Most of your CPU stats are not relevant to this problem.  The problem is not memory intensive, so 64-bit processing and 64GB of RAM are not relevant. None of your computations are multithreaded, so the 6 cores and 12 threads are not relevant.  The only thing that matters in this problem is how fast you can iterate, because the innermost loop does not perform very much work.

You have four nested loops. All of them are constant length except for the innermost, which has a DO UNTIL clause. The maximum number of iterations that you are asking for is about 7*330*10000*15000 = 350 BILLION iterations!

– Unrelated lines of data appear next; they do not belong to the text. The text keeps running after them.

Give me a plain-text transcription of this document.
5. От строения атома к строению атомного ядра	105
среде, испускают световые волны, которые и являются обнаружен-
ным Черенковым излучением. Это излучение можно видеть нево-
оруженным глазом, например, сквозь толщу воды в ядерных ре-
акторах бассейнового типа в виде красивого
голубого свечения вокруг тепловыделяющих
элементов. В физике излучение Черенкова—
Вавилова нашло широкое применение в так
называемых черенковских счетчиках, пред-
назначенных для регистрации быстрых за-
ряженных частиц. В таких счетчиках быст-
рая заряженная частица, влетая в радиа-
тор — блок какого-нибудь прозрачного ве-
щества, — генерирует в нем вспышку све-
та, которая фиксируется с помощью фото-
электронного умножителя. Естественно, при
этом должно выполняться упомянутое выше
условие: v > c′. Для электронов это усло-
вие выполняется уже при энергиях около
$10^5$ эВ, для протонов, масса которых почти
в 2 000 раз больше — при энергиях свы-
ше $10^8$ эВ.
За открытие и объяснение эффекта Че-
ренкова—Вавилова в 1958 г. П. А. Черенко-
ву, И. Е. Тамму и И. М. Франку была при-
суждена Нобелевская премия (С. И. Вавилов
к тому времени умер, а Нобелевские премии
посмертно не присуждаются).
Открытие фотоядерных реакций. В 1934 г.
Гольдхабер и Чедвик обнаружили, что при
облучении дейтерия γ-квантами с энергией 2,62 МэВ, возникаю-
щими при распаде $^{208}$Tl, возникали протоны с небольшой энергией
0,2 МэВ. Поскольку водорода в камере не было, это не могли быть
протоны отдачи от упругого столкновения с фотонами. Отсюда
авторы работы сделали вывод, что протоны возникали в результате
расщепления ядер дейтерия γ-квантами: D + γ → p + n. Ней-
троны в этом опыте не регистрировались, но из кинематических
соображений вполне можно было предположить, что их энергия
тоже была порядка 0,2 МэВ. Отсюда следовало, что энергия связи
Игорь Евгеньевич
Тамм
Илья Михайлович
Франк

This is a lot.  To give you some idea, consider the following DATA step program, which does nothing more than accumulate 350 billion random numbers:

options fullstimer;

data A;

call streaminit(1);

keep count;

count = 0;

do l= 1 to 7;

  do h= 7 to 40 by 0.1;

   do k = 1 to 10000;

    do m= 1 to 15000;

     count = count + rand("Normal");

    end;

  end;

end;

end;

output;

run;

This program is much simpler than your program. It does not write any observations (writing data is a slow operation because it accesses the disk) and it does not do any numerical linear algebra. It doesn't have any IF/THEN logic. How long do you think the DATA step requires to run?  One minute? 5 minutes?  15 minutes?

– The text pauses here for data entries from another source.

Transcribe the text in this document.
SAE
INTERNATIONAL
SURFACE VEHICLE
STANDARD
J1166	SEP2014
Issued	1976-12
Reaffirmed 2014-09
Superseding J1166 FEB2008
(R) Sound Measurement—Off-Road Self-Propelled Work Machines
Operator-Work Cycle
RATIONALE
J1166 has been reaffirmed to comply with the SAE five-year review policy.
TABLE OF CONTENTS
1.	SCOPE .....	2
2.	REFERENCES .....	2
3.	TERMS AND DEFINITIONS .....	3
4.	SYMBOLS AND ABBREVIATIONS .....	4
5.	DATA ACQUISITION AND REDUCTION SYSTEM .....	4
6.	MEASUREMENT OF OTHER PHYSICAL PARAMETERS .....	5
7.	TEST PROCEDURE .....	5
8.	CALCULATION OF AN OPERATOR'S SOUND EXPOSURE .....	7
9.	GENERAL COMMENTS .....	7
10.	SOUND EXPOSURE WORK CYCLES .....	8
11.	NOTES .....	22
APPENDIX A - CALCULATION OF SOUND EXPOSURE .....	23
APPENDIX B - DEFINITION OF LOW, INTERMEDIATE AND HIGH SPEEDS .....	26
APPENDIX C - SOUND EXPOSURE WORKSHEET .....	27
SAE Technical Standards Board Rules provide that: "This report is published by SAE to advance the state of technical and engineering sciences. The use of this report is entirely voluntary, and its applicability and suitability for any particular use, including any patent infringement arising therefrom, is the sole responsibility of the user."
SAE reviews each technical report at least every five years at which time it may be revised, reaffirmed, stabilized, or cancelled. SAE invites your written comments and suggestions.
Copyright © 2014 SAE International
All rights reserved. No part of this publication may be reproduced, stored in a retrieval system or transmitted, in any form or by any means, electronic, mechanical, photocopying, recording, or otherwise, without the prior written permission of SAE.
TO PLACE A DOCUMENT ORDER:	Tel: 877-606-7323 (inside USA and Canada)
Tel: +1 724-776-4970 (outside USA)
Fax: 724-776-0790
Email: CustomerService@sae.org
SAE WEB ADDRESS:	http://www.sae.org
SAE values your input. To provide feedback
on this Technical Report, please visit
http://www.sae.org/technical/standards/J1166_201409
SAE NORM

How about 6.5 hours (estimated)!

And that estimate is for the DATA step, which in general can iterate faster than PROC IML because it is a simpler language with simpler parsing rules.

Since you've said that you don't want to wait for "days" for the program to complete, I suggest you compute on a coarser grid (the H loop) and use fewer simulations (the K and M loops). I also suggest that you run a series of small-scale simulations so that you can predict how long the large-scale simulation will take.  Lastly, you should consider printing L and H inside the second loop so that you can always tell how far the program has progressed.

Thank you Rick. Great advise. I will incorporate all in my code going forward. Some prospective on this code.

The m loop (15000) is a maximum or an upper bound. The loop could stop after 1 or up to 15000 iteration. That is why it is harder to estimate the total run time. Unfortunately this is the hard part of the code that I have very little control over, the sweet spot between 1 & 15,000.

I've estimated the code to run about 96 hours based on initial smaller runs. I am adding some spatial signed-rank modules in step 2 and that where the code slows down. I considered doing this in R, but the IML modules written in SAS are not easily recoded in R.